Perguntado sobre a contribuição dada pela cooperativa aos estudantes de escolas públicas, Francisley Lucas concorda com Maria Elisa: "Vejo que colaboro para a alimentação dos estudantes, o que é indispensável".
PADRÃO DE QUALIDADE
O fornecimento de frutas à educação pública não acontece apenas por conta da qualidade dos produtos. Desde 2009, com força de lei, ao menos 30% dos recursos do Fundo Nacional de Desenvolvimento da Educação (FNDE) devem ser empregados para compra de alimentos provenientes da agricultura familiar no Espírito Santo. A Lei 11.947/2009, na esfera federal, é celebrada por quem participa do processo cooperativista.
Chamadas públicas são realizadas pelo Governo do Estado para aquisição dos alimentos, que posteriormente são servidos em escolas de Norte a Sul. Para concorrer e vencer uma licitação é preciso provar a qualidade do produto em questão.
Segundo a nutricionista da Superintendência de Cariacica, da Sedu, Mariama Carneiro, as frutas que chegam às escolas conseguem incentivar que os alunos façam boas escolhas, mudando possíveis hábitos ruins.
Mariama Carneiro
Nutricionista da Superintendência de Cariacica
"O objetivo do programa de alimentação escolar é levar alimentos saudáveis, mas também incentivar que os alunos façam boas escolhas alimentares fora do período letivo, fora da escola. Os produtos da agricultura familiar formam a base da alimentação saudável"

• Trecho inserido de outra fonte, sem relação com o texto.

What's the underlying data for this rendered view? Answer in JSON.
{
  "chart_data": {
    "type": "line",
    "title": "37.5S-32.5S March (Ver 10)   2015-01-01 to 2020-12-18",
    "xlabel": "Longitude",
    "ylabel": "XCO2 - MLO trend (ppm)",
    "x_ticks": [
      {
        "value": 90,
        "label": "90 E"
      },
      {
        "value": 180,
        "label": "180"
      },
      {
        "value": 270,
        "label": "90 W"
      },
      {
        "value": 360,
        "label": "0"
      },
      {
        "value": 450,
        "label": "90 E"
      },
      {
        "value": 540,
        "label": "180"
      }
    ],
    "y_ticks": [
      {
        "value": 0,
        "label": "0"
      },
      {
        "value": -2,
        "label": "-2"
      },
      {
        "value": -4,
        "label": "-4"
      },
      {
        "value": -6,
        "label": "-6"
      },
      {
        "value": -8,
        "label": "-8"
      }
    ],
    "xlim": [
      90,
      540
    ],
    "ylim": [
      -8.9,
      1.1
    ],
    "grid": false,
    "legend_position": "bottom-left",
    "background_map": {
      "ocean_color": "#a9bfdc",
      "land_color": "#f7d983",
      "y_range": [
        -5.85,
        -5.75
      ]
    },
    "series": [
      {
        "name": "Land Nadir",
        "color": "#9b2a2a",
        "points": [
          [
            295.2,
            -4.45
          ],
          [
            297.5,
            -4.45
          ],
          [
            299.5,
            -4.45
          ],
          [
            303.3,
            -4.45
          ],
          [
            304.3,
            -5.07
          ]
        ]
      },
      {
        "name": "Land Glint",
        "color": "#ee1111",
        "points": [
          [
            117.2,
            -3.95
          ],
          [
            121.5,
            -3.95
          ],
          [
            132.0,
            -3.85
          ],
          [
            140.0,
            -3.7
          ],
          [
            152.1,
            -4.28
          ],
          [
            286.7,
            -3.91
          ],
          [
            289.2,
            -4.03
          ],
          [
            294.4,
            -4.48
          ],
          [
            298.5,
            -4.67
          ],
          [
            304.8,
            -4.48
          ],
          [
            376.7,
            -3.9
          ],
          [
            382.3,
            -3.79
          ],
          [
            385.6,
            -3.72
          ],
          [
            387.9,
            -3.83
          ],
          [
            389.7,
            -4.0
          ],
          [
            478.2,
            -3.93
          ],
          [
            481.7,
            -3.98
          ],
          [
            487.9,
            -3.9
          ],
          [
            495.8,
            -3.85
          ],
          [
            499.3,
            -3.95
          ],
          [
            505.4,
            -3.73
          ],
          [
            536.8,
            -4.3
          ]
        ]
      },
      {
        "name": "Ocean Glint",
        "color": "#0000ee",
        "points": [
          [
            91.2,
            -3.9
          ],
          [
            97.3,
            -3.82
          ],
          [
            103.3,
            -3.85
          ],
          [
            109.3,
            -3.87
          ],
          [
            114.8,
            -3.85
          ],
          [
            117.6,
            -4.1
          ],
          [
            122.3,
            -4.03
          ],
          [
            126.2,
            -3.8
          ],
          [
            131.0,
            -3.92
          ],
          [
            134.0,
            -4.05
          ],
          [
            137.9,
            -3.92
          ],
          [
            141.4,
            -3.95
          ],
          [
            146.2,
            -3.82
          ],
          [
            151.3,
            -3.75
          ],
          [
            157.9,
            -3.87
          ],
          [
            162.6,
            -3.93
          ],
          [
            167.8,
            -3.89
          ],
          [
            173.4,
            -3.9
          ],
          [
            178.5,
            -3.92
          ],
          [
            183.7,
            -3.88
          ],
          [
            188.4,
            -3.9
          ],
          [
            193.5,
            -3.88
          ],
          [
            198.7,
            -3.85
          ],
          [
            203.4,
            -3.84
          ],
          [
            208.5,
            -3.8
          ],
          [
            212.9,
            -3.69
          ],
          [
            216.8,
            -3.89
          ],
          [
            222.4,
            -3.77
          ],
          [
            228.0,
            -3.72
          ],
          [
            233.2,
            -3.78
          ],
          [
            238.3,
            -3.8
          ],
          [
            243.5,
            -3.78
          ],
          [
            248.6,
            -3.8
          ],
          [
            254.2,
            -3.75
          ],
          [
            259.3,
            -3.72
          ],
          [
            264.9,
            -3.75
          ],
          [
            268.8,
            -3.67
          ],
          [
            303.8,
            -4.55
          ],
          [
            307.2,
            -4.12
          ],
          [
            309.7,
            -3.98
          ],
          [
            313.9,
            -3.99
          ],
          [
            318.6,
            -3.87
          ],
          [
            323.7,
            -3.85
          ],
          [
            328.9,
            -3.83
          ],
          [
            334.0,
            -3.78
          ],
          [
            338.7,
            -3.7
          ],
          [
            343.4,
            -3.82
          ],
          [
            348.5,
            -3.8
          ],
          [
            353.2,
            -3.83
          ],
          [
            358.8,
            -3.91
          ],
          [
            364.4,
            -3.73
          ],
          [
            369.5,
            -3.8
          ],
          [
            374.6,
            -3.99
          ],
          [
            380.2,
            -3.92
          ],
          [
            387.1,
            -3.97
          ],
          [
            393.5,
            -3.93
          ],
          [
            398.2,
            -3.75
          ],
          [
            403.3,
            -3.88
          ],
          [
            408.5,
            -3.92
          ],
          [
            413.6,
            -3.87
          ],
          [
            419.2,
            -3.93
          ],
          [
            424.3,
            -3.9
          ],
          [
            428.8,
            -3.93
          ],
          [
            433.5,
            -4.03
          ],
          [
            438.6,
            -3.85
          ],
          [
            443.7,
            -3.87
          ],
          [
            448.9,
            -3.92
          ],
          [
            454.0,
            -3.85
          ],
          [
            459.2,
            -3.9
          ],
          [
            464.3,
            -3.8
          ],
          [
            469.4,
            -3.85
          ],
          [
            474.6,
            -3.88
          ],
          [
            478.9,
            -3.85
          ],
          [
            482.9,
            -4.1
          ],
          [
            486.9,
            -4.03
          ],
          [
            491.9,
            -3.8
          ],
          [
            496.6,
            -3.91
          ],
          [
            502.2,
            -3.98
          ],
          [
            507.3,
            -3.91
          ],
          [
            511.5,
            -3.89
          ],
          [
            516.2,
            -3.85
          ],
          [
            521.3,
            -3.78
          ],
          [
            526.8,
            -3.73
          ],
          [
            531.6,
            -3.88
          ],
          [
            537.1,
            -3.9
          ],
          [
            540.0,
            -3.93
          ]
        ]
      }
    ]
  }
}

De acordo com a nutricionista, a forma de produção que funciona sem um atravessador ou vendedor proporciona a chegada às escolas de alimentos mais frescos e melhores.
"A qualidade nutricional desses alimentos costuma ser maior [se comparados aos da iniciativa privada]. Chegam com um tempo menor, vêm com um sabor melhor e mais frescos", detalha.
Procurada pela reportagem de A Gazeta, a Secretaria de Estado da Educação informou que o vínculo entre o governo Estado e Coopervidas é mantido desde 2019. Segundo a Sedu, a cooperativa é uma das organizações que fazem parte da aquisição dos alimentos.
De acordo com o Anuário do Cooperativismo 2022, são 119 organização no Estado em diferentes setores, como agricultura familiar, infraestrutura, saúde e transporte.
Plantação de acerola em Iconha colabora com alimentação de alunos no ES
"A oferta de gêneros da agricultura familiar representada pela Coopervidas contribui em muito com a alimentação escolar, permitindo que os estudantes tenham acesso a alimentos mais saudáveis, bem como a formação de hábitos saudáveis", detalhou a Sedu em nota.
Quem participa do processo relata satisfação ao colaborar com a formação de estudantes da rede pública, garantir alimentação saudável aos munícipes e ainda promover o desenvolvimento sustentável da comunidade.